Friday, April 4, 2014

Tiang Negara (part 4)


“Wanita adalah tiang negara.


Bila wanitanya rusak, maka rusaklah negara itu.” [al-Hadits]

  • Hadits tersebut mengajarkan pada kita peran wanita dalam membangun peradaban manusia. Wanita memiliki posisi yang sangat strategis dalam membangun peradaban. Suatu bangsa atau negara, jika ingin maju, maka harus memperhatikan kaum wanita.
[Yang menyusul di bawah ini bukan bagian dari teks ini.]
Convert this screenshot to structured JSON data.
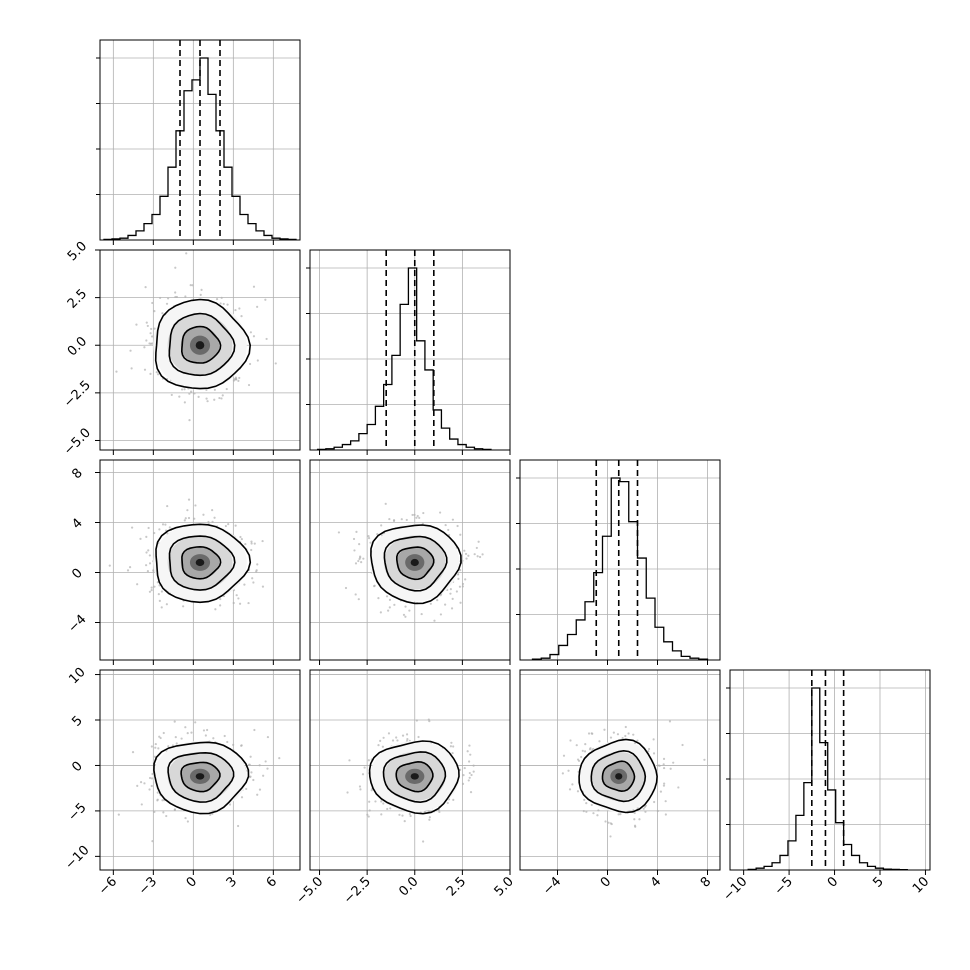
{
  "chart_data": {
    "type": "corner",
    "parameters": 4,
    "quantile_lines": "dashed lines at 16th, 50th and 84th percentiles",
    "grid": true,
    "axes": [
      {
        "range": [
          -7,
          8
        ],
        "ticks": [
          "−6",
          "−3",
          "0",
          "3",
          "6"
        ],
        "tick_values": [
          -6,
          -3,
          0,
          3,
          6
        ],
        "quantiles": [
          -1.0,
          0.5,
          2.0
        ],
        "hist": {
          "min": -6.7,
          "max": 7.7,
          "counts": [
            0.3,
            0.6,
            1,
            2.5,
            5,
            9,
            14,
            24,
            40,
            60,
            82,
            88,
            100,
            80,
            60,
            40,
            24,
            14,
            9,
            5,
            2.5,
            1,
            0.6,
            0.3
          ]
        }
      },
      {
        "range": [
          -5.5,
          5.0
        ],
        "ticks": [
          "−5.0",
          "−2.5",
          "0.0",
          "2.5",
          "5.0"
        ],
        "tick_values": [
          -5,
          -2.5,
          0,
          2.5,
          5
        ],
        "quantiles": [
          -1.5,
          0.0,
          1.0
        ],
        "hist": {
          "min": -5.1,
          "max": 4.0,
          "counts": [
            0.3,
            0.7,
            1.5,
            3,
            5,
            9,
            14,
            24,
            36,
            52,
            80,
            100,
            60,
            44,
            22,
            12,
            6,
            3,
            1.5,
            0.7,
            0.3
          ]
        }
      },
      {
        "range": [
          -7,
          9
        ],
        "ticks": [
          "−4",
          "0",
          "4",
          "8"
        ],
        "tick_values": [
          -4,
          0,
          4,
          8
        ],
        "quantiles": [
          -0.9,
          0.9,
          2.4
        ],
        "hist": {
          "min": -6.0,
          "max": 8.0,
          "counts": [
            0.5,
            1,
            3,
            8,
            14,
            22,
            32,
            48,
            68,
            100,
            98,
            76,
            56,
            34,
            18,
            10,
            5,
            2,
            1,
            0.5
          ]
        }
      },
      {
        "range": [
          -11.5,
          10.5
        ],
        "ticks": [
          "−10",
          "−5",
          "0",
          "5",
          "10"
        ],
        "tick_values": [
          -10,
          -5,
          0,
          5,
          10
        ],
        "quantiles": [
          -2.5,
          -1.0,
          1.0
        ],
        "hist": {
          "min": -9.5,
          "max": 8.0,
          "counts": [
            0.3,
            1,
            2,
            4,
            8,
            16,
            30,
            48,
            100,
            70,
            44,
            26,
            14,
            8,
            4,
            2,
            1,
            0.5,
            0.3,
            0.2
          ]
        }
      }
    ],
    "pairs": [
      {
        "row": 1,
        "col": 0,
        "center": [
          0.5,
          0.0
        ],
        "spread": [
          1.8,
          1.2
        ]
      },
      {
        "row": 2,
        "col": 0,
        "center": [
          0.5,
          0.8
        ],
        "spread": [
          1.8,
          1.6
        ]
      },
      {
        "row": 2,
        "col": 1,
        "center": [
          0.0,
          0.8
        ],
        "spread": [
          1.2,
          1.6
        ]
      },
      {
        "row": 3,
        "col": 0,
        "center": [
          0.5,
          -1.2
        ],
        "spread": [
          1.8,
          2.0
        ]
      },
      {
        "row": 3,
        "col": 1,
        "center": [
          0.0,
          -1.2
        ],
        "spread": [
          1.2,
          2.0
        ]
      },
      {
        "row": 3,
        "col": 2,
        "center": [
          0.9,
          -1.2
        ],
        "spread": [
          1.6,
          2.0
        ]
      }
    ]
  },
  "colors": {
    "contour": "#000000",
    "points": "#b0b0b0",
    "grid": "#b0b0b0",
    "axes": "#000000"
  }
}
Jika kaum wanitanya bermoral bejat, suka memfitnah, suka menggunjing, royal (boros), tidak pernah puas dengan apa yang diterima dari suaminya, dan perilaku buruk lain, maka pastilah negara itu di ambang kehancuran, karena korupsi bersimaharajalela, judi dan pelacuran menjadi bagian dari kehidupan sehari-hari, hukum tidak dapat ditegakkan.


Namun bila wanitanya adalah wanita sholehah, taat pada suami, sabar dan penuh kasih sayang, maka negara akan dapat melakukan pembangunan, menjadi negara yang makmur dan sentausa. Sebabnya sederhana, bila suami pulang, sang isteri akan menyambut dengan senyum senang.

Bila suami memberi nafkah, ia akan menerima dengan hati lapang dan berdoa untuk keselamatan sang suami. Bila sang suami sedang suntuk karena pekerjaan, si isteri akan menghibur dan menemani.


  • Kebahagiaan rumah tangga tidak terletak pada harta yang melimpah, emas dan permata tak terhingga, rumah dan vila di mana saja, rentengan kartu kredit atau ATM. Rumah tangga yang bahagia adalah rumah tangga yang isterinya selalu tersenyum menyambut suaminya pulang kerja. 


Bersyukur atas rejeki yang diperoleh suaminya dari Allah. Bila diberi ia menerima, jika tidak diberi ia tak akan meminta. Sanggup menekan keinginannya, demi melihat kepentingan masa depan. Seperti banyak diistilahkan, rumah tangga terasa bahagia walau hanya makan dengan sambal dan garam, namun suami-isteri hidup penuh kasih, menempatkan ketakwaan pada Allah sebagai tiang rumah tangga mereka.


Wanita seperti itulah yang disebut tiang negara.

Penuhilah kebutuhan isterimu dan ajarkan padanya untuk ikhlas dan bersyukur menerima apa yang diberikan oleh suaminya, dan tidak perlu mencari tambahan di luar rumah.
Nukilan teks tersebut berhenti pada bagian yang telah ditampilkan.